Seeing as how The Missing Link is set well into Human Revolution‘s storyline, it is best undertaken by those who have completed the original game. While the side quest is relatively spoiler free in terms of the events in Human Revolution, there are many references to prior happenings that will be lost on those who opt to jump in before seeing Jensen’s main quest through. And while this review will be free of major spoilers, I will assume that you have some familiarity with the storyline, so if you haven’t completed the original game yet or are looking at picking both up at the same time, skip on ahead to ‘Overall’ to avoid any inadvertent spoilers.
Shortly after being cut loose, you will come across some gear and a pile of Praxis kits. This affords you the chance to respec Jensen, as all of the augments from the main game were removed during his interrogation. The kits help to bring him up to par, and allow you to try out a few abilities that might’ve been previously overlooked, but this fresh start also comes at the cost of being relatively weak. As such, even the dim-witted AI will provide a greater challenge than before, as it only takes a few shots to drop the recovering Jensen. There aren’t any new augments to experiment with, but I found that taking a different upgrade path than before made for a significantly different experience. While I was a gun-toting maniac in the original story, here, in the confines of a cargo ship and an installation, I opted to go for a more explorative build from the outset—high jump, Icarus upgrade, strength to break through walls, etc.
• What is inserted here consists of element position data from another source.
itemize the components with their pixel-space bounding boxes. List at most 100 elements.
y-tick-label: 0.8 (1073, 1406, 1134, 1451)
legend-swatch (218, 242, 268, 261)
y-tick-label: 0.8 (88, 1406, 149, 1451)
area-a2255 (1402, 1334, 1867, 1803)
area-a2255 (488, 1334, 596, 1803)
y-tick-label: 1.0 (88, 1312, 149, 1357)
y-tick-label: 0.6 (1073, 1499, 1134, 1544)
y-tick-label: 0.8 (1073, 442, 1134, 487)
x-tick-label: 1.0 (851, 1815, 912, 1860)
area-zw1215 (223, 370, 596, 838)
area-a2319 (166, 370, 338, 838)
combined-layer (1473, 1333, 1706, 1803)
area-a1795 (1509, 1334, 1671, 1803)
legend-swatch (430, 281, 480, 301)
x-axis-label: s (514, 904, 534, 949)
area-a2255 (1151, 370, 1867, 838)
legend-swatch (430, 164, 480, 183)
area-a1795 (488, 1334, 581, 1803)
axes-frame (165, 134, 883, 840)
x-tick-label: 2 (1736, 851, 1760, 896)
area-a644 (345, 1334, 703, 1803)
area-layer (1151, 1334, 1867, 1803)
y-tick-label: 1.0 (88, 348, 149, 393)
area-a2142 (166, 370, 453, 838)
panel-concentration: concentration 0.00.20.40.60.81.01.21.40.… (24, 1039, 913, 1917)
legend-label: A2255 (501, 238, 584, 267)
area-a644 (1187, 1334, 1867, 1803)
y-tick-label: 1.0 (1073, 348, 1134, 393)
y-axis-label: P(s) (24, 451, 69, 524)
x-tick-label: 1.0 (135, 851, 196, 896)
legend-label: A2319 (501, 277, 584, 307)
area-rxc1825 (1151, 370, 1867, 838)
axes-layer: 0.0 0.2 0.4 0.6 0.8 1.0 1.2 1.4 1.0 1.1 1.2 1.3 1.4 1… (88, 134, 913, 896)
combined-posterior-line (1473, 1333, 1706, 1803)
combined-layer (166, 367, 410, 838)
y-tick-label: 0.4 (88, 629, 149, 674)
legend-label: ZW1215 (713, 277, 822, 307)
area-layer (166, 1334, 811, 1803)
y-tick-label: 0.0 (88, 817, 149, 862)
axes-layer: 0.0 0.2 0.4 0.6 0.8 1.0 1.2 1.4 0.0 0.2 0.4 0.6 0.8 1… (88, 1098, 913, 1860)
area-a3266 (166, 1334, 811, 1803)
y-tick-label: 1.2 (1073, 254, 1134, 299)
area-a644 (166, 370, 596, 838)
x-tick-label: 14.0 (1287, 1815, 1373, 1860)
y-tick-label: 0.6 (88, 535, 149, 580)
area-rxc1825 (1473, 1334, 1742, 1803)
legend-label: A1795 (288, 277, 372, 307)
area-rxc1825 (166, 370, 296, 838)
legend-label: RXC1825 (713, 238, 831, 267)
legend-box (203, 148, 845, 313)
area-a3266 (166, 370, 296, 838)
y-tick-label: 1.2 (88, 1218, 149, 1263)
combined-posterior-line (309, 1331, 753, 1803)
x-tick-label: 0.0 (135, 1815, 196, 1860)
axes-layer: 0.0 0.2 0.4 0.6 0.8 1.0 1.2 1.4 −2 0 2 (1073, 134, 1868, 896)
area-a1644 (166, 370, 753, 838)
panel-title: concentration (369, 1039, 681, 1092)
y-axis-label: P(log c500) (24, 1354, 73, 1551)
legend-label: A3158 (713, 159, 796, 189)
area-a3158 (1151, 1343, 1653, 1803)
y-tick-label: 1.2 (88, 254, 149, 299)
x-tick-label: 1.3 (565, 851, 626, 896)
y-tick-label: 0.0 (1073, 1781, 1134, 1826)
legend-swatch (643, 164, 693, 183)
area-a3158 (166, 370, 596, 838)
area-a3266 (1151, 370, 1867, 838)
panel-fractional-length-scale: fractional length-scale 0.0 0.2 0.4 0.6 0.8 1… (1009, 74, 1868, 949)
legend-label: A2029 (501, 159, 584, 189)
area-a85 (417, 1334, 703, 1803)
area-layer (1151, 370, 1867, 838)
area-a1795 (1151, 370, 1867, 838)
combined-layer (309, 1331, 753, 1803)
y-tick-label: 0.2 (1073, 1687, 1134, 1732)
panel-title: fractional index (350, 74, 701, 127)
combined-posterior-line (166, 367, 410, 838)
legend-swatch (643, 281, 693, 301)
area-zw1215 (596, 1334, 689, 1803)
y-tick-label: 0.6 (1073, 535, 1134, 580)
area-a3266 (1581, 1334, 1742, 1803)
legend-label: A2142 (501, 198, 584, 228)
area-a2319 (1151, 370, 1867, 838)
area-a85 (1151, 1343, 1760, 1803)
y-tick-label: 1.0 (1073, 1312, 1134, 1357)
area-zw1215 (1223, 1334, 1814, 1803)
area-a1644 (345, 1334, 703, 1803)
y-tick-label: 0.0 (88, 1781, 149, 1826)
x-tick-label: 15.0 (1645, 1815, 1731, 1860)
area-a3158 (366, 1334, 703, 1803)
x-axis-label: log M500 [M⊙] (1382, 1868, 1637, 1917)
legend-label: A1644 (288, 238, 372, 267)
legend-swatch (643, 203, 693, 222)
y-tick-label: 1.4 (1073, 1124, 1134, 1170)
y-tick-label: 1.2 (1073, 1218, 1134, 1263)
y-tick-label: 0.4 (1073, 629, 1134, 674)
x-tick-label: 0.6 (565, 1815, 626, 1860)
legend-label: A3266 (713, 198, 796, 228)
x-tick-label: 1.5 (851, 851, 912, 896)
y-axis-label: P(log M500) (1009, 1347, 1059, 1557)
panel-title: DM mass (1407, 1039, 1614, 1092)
It’s actually surprising just how much ground can be covered throughout the ship and the one other location, the Rifleman Bank Station. Thanks to some cleverly designed sections, there are ample opportunities to take advantage of many of the various augments. If a vent is inaccessible, then there’s a good chance that a weakened wall can be punched through, a security terminal can be hacked to lower a laser field, or cover can be used to take out the patrolling guards. Nearly each area offers a variety of rewards in terms of ammo, hacking software, weapon mods, and emails that add to the backstory. A few shortcuts also allow those with the right combination of augments to bypass some lengthy stretches of difficult encounters. I would venture to say there are more alternative routes per square foot here than in the original game. But even those who opt to be more direct in their approach and just blast their way through should be prepared for plenty of backtracking. Having to run between areas wouldn’t be too bad considering the limited location set, but there are a handful of scanning sequences that can really bog things down. There will be moments, especially if the few sidequests are tackled, when you have to go through the scanning sequence several times in one trip. So while there is some surprising route variety, the overarching design means that these will be well worn by the end.
In a sense, The Missing Link ends up being an excellent summation of the pros and cons of Human Revolution. There are some guards who are absolutely stumped by closed doors, while others will aggressively advance and attempt to outflank your position. The side quests might not be compelling on their own, but they have an unforeseen impact on the main quest that makes their completion worthwhile. There are characters who are oblivious to how specious their arguments are while refusing to shut up, while Jensen himself offers few biting retorts and continues to have the personality of a wet towel. But if you’ve made it through Human Revolution and found yourself wanting more, then these issues and the weird jerky models during cutscenes will be of small concern, because getting back into Jensen’s shoes offers the chance to snoop, hack, snipe, and crack skulls in one of the best third-person combat systems to date. It might not be essential to the Deus Ex mythos—at least, at the moment—but it does feel good to get back to business.
For those who have yet to complete or pick up Human Revolution, I would advise completing it first as The Missing Link is more of the same—excellent combat, irrational AI and all. Fans will enjoy getting a chance to check out a few overlooked augments while digging into more of the backstory. The revelations are few, so story hounds can hold off on this, but those wanting to enjoy more of the stealth and action aspects will find a lot to like. Despite some fluff amongst the backtracking, some clever level design keeps the limited areas fresh and exploration rewarding. The Missing Link might not be essential, but it does offer a few solid hours of Deus Ex goodness.
(This review is based on a retail copy provided by the publisher.)